The Cybersecurity and Infrastructure Security Agency is set up to fail unless it receives at least $400 million more in funding, a bipartisan pair of lawmakers warned.
The agency has collected $650 million from COVID-19 relief spending this year but recently disclosed that hacks mean the government must spend much more, the congressmen said.
Democratic Rep. Jim Langevin of Rhode Island and Republican Rep. Mike Gallagher of Wisconsin said coronavirus relief money would help fill gaps in the federal government’s networks, but the funding covered only one part of the CISA mission. They wrote to appropriators to plead for an immediate boost of hundreds of millions of dollars more of taxpayer dollars.
“Congress was right to give the agency new authorities that allow it to better defend our interests in cyberspace, but without requisite funding, we’re setting CISA up for failure,” Mr. Gallagher said. “It’s imperative we ensure CISA has the additional $400 million it needs to fulfill its mission in the coming year.”
Mr. Gallagher and Mr. Langevin are members of the Cyberspace Solarium Commission, which was created by Congress to develop a consensus approach to national cybersecurity policy and was modeled on the Eisenhower administration’s secret Project Solarium that studied options to confront the Soviet Union during the Cold War.
The lawmakers called for $400 million more for CISA, stressing a list of what they described as crucial needs:
• Expand engagement with the critical infrastructure sector;
• Targeted outreach including to state and local governments;
• Improving federal network resilience;
• Creating a cyber response and recovery fund for non-federal partners.
The total cost in the fiscal 2022 would be “no less than $2.425 billion,” the lawmakers said in the letter.
“Unless Congress steps up and funds CISA at the level our national security requires, our federal and critical infrastructure networks will remain vulnerable to threats from our adversaries,” Mr. Langevin said in a statement. “CISA must have the necessary funding to protect and defend Americans in cyberspace — our national security depends on it.”
Vulnerabilities in the federal government’s cybersecurity strategy became glaringly obvious last year with hacks involving SolarWinds computer network management software and Microsoft Exchange servers. The Biden administration identified Russia as the culprit of the SolarWinds intrusions that compromised nine federal agencies. Microsoft has pointed to China-based cyberattackers as responsible for hacking its servers.
The Biden administration imposed sanctions on Russia in response to the SolarWinds attack, and President Biden separately pushed for the $650 million of funding for CISA as part of his larger $1.9 trillion COVID-19 relief package.

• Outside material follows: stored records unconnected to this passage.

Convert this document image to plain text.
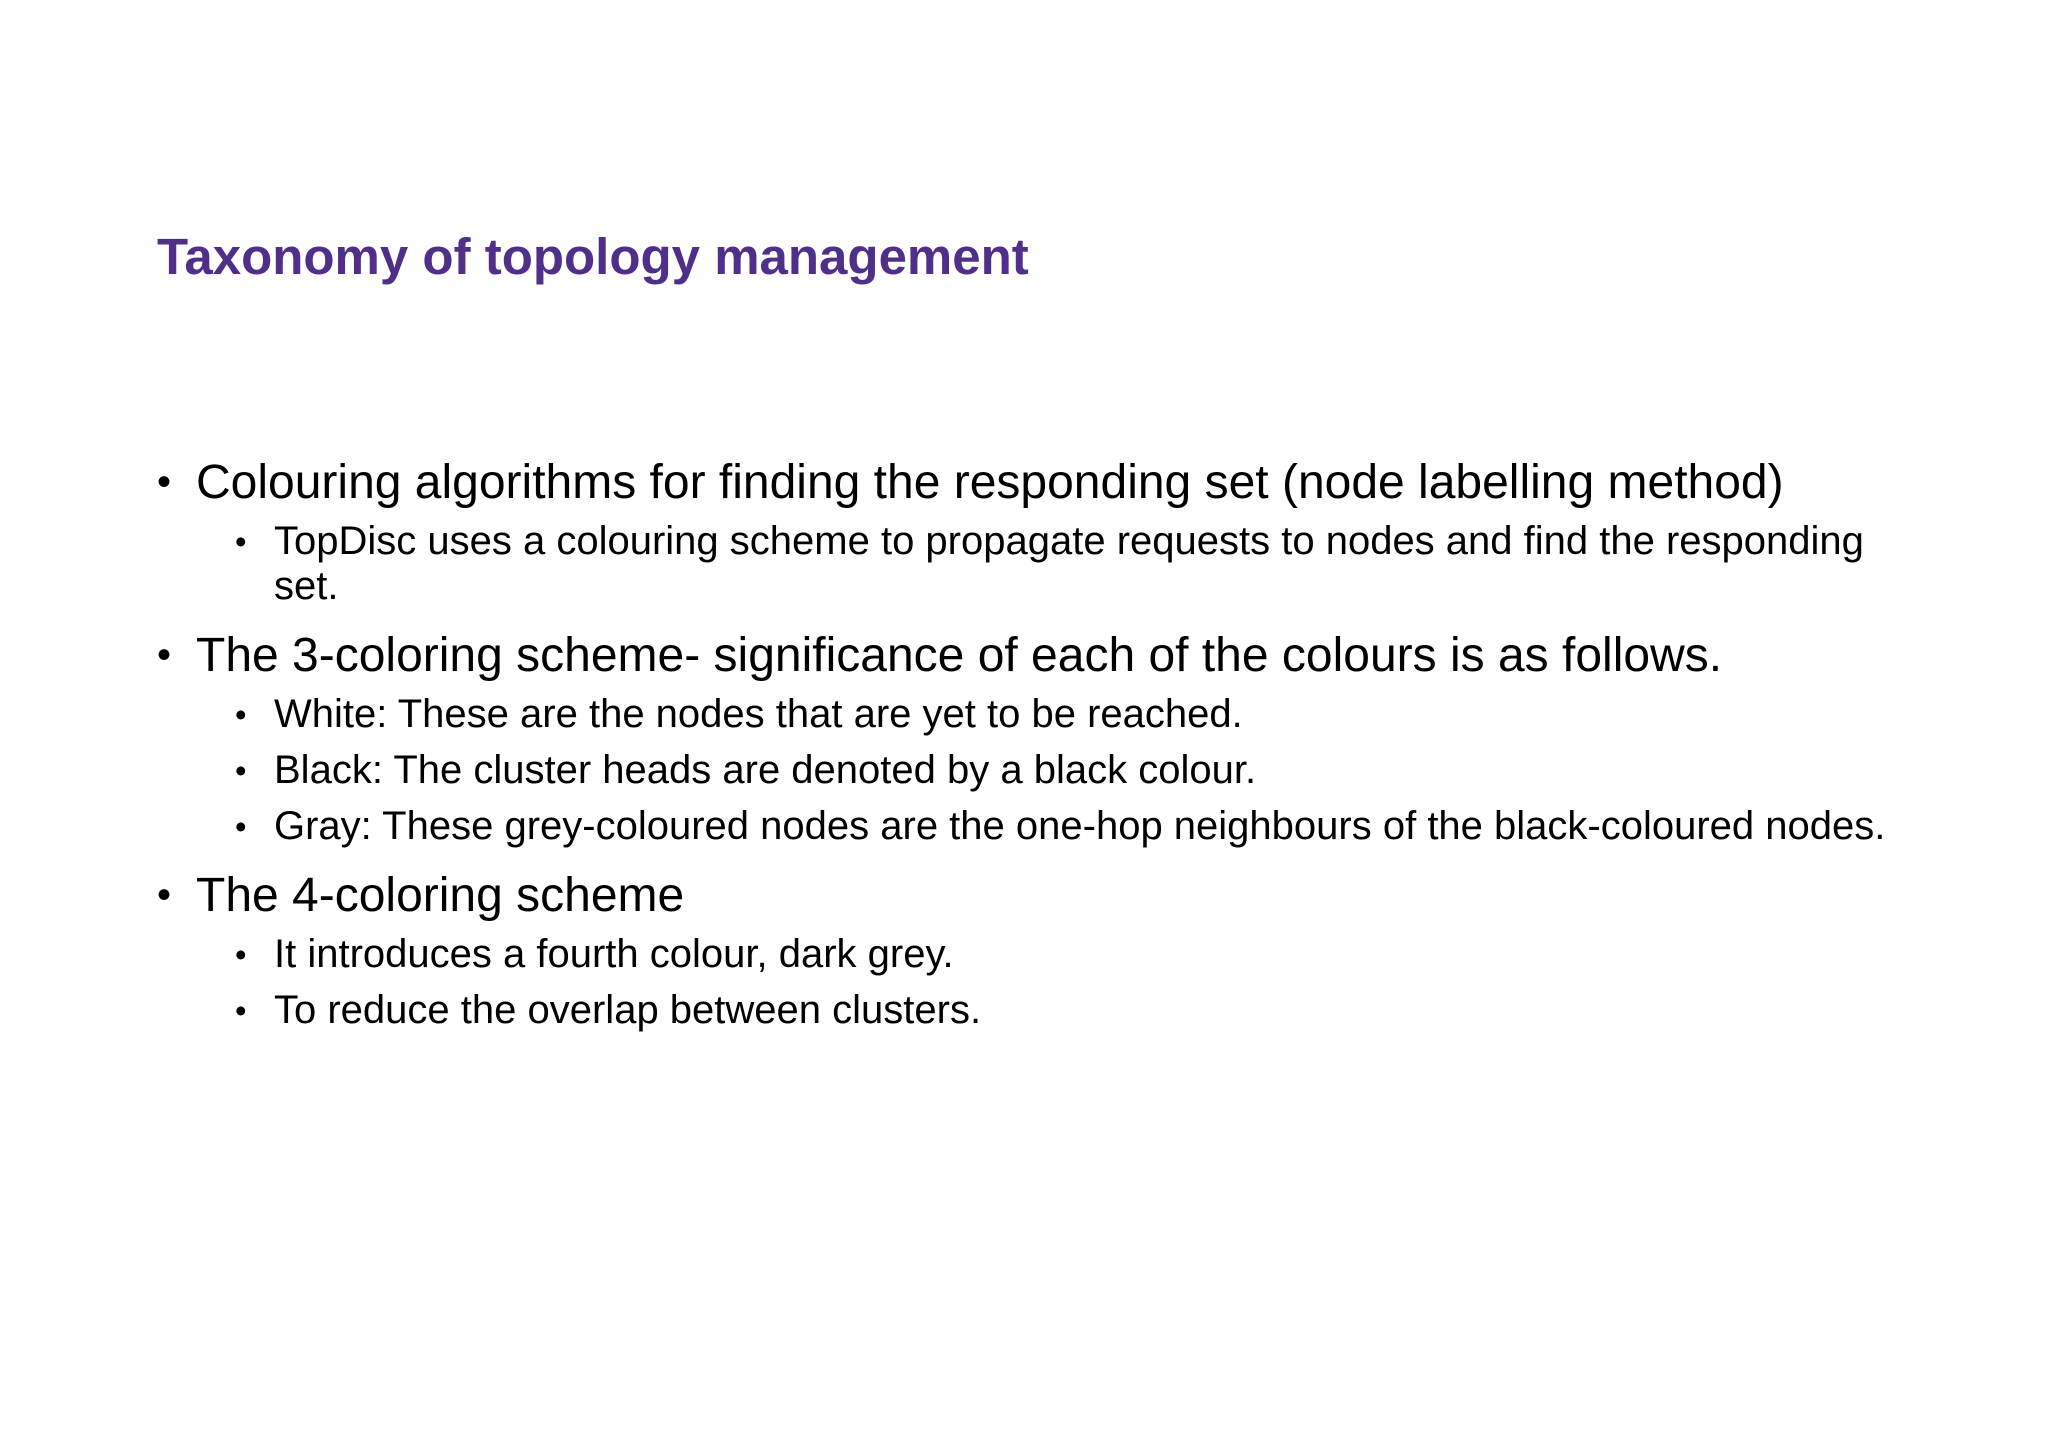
Taxonomy of topology management
• Colouring algorithms for finding the responding set (node labelling method)
• TopDisc uses a colouring scheme to propagate requests to nodes and find the responding set.
• The 3-coloring scheme- significance of each of the colours is as follows.
• White: These are the nodes that are yet to be reached.
• Black: The cluster heads are denoted by a black colour.
• Gray: These grey-coloured nodes are the one-hop neighbours of the black-coloured nodes.
• The 4-coloring scheme
• It introduces a fourth colour, dark grey.
• To reduce the overlap between clusters.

A CISA spokesperson previously told The Washington Times that part of the $650 million would go toward improving cloud security across the federal government and “increase the visibility that CISA and other agencies have into federal civilian cloud environments.”

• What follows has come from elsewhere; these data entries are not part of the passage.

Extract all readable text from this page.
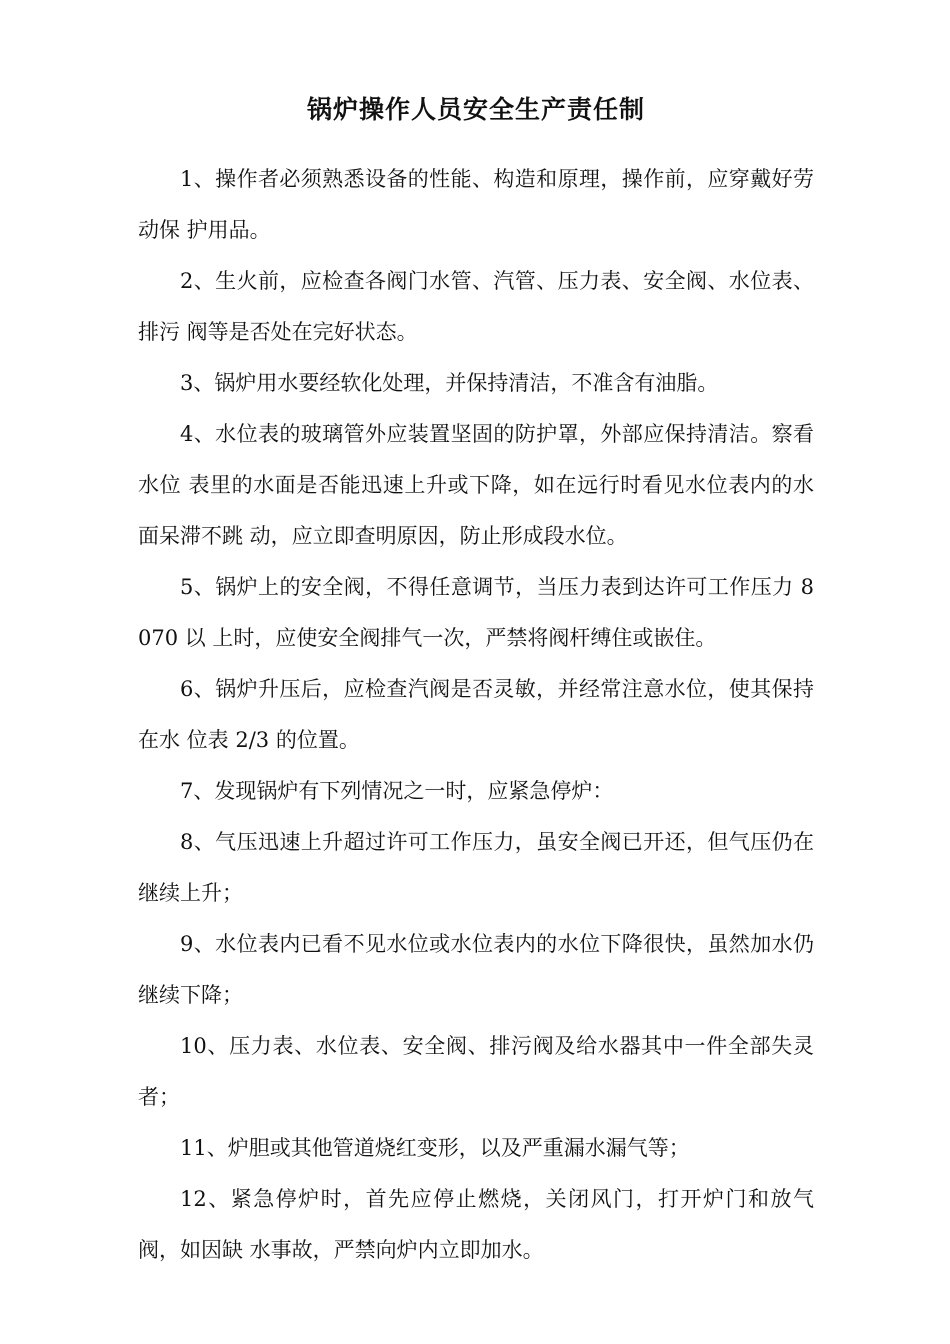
锅炉操作人员安全生产责任制

1、操作者必须熟悉设备的性能、构造和原理，操作前，应穿戴好劳动保 护用品。

2、生火前，应检查各阀门水管、汽管、压力表、安全阀、水位表、排污 阀等是否处在完好状态。

3、锅炉用水要经软化处理，并保持清洁，不准含有油脂。

4、水位表的玻璃管外应装置坚固的防护罩，外部应保持清洁。察看水位 表里的水面是否能迅速上升或下降，如在远行时看见水位表内的水面呆滞不跳 动，应立即查明原因，防止形成段水位。

5、锅炉上的安全阀，不得任意调节，当压力表到达许可工作压力 8070 以 上时，应使安全阀排气一次，严禁将阀杆缚住或嵌住。

6、锅炉升压后，应检查汽阀是否灵敏，并经常注意水位，使其保持在水 位表 2/3 的位置。

7、发现锅炉有下列情况之一时，应紧急停炉：

8、气压迅速上升超过许可工作压力，虽安全阀已开还，但气压仍在继续上升；

9、水位表内已看不见水位或水位表内的水位下降很快，虽然加水仍继续下降；

10、压力表、水位表、安全阀、排污阀及给水器其中一件全部失灵者；

11、炉胆或其他管道烧红变形，以及严重漏水漏气等；

12、紧急停炉时，首先应停止燃烧，关闭风门，打开炉门和放气阀，如因缺 水事故，严禁向炉内立即加水。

The COVID-19 relief spending was not expected to be a recurring expenditure, but Mr. Langevin and Mr. Gallagher vowed to push for more than $200 million of cybersecurity spending on an ongoing basis.
“While some of the activities enabled through ARPA funding will be one-time capital investments and discrete projects that will end by FY23, many of the most impactful expenditures — which we estimate could amount to $200-250 million — will require sustained funding to maximize the benefit to national security,” the lawmakers wrote. “Spending in future years will be further shaped by the need to sustain these new efforts to secure federal civilian networks.”